In brief, you can think that language and culture are two interrelated concepts. The latter has many forms by which it serves language. Language and culture hold in their folds non- comparable and unrelated process. They are so closely interrelated that the main understanding of their relationship is vital in cross-cultural communication.
In the work of Sapir, the relationship between language and culture is typical. He believes that both of language and our thought-grooves are too much involved as to be so hard To unit each other although he claims that language and culture are closely related concepts. The interaction of a specific culture with a specific language is not given rise by nature, but it is a historical coincidence. He thinks that each language tends to serve a particular society. Besides, some relationships between language and culture might be expected to develop. They have so many broad ways in which they are intimately related. The have been the subject of great deal of anthropological and sociological study.
All in all, language is a system of signs that has a cultural value in itself. Language speakers identity themselves through the use of language as a symbol of their social identity.
III - The Impact of Language on Culture
Anthropologists who believe in the theory that words determine thought also believe that language structure mainly depends on the cultural context. Language and culture have always been interrelated in different ways concentrating on establishing the impact of one on another. In truth, these features most of the time overlook the fact on which Sapir focuses.
Sapir focuses on the superiority of language over culture, as he insists on the influential relationship of the language to culture. To explain, language is more than just an innocent tool used for communication with an oriented-form by means of rules made to fit culture flow.
"…It goes without saying that the mere content of language is intimately related to culture. A society that has no knowledge of theosophy need have no name for it; aborigines that had never seen or heard of a horse were compelled to invent or borrow a word for the animal when they made his acquaintance. In the sense that the vocabulary of a language more or less faithfully reflected the culture whose purposes it serves it is perfectly true that the history of language and the history of culture move along parallel lines”.(Sapir 1921 P: -181).
According to the above quotation, we get the impression that language is of supreme importance to culture. Consequently, we discover culture through language. Language like every other kind of production of human culture falling under the cognizance of history.
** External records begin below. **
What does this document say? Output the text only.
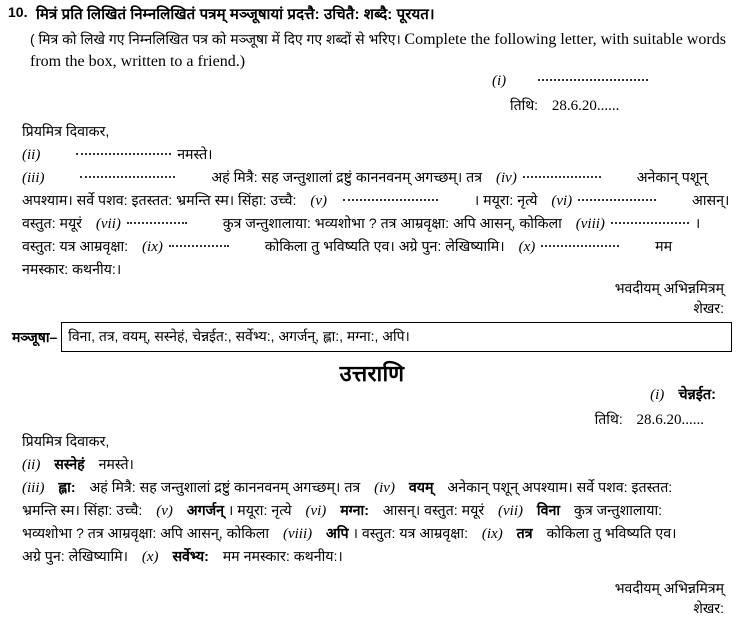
10. मित्रं प्रति लिखितं निम्नलिखितं पत्रम् मञ्जूषायां प्रदत्तै: उचितै: शब्दै: पूरयत।
( मित्र को लिखे गए निम्नलिखित पत्र को मञ्जूषा में दिए गए शब्दों से भरिए। Complete the following letter, with suitable words from the box, written to a friend.)
(i)
तिथि: 28.6.20......
प्रियमित्र दिवाकर,
(ii)	नमस्ते।
(iii)	अहं मित्रै: सह जन्तुशालां द्रष्टुं काननवनम् अगच्छम्। तत्र (iv)	अनेकान् पशून्
अपश्याम। सर्वे पशव: इतस्तत: भ्रमन्ति स्म। सिंहा: उच्चै: (v)	। मयूरा: नृत्ये (vi)	आसन्।
वस्तुत: मयूरं (vii)	कुत्र जन्तुशालाया: भव्यशोभा ? तत्र आम्रवृक्षा: अपि आसन्, कोकिला (viii)	।
वस्तुत: यत्र आम्रवृक्षा: (ix)	कोकिला तु भविष्यति एव। अग्रे पुन: लेखिष्यामि। (x)	मम
नमस्कार: कथनीय:।
भवदीयम् अभिन्नमित्रम्
शेखर:
मञ्जूषा– विना, तत्र, वयम्, सस्नेहं, चेन्नईत:, सर्वेभ्य:, अगर्जन्, ह्ला:, मग्ना:, अपि।
उत्तराणि
(i) चेन्नईत:
तिथि: 28.6.20......
प्रियमित्र दिवाकर,
(ii) सस्नेहं नमस्ते।
(iii) ह्ला: अहं मित्रै: सह जन्तुशालां द्रष्टुं काननवनम् अगच्छम्। तत्र (iv) वयम् अनेकान् पशून् अपश्याम। सर्वे पशव: इतस्तत:
भ्रमन्ति स्म। सिंहा: उच्चै: (v) अगर्जन् । मयूरा: नृत्ये (vi) मग्ना: आसन्। वस्तुत: मयूरं (vii) विना कुत्र जन्तुशालाया:
भव्यशोभा ? तत्र आम्रवृक्षा: अपि आसन्, कोकिला (viii) अपि । वस्तुत: यत्र आम्रवृक्षा: (ix) तत्र कोकिला तु भविष्यति एव।
अग्रे पुन: लेखिष्यामि। (x) सर्वेभ्य: मम नमस्कार: कथनीय:।
भवदीयम् अभिन्नमित्रम्
शेखर:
In conclusion, language is a powerful instrument that is used to make exchange of thoughts and feelings. However, it can also be used as a weapon. It is the only medium by which a community is formed its own customs and norms to be distinguished from other societies. Language feeds one's mind to bear every norms. It is always a part and parcel of one’s identity. The process of learning a new language is an enriching process by which one learns about a new culture providing that this experience does not make an individual underestimate his or her own mother tongue language or even identity. Language and culture go hand in hand as integral concepts.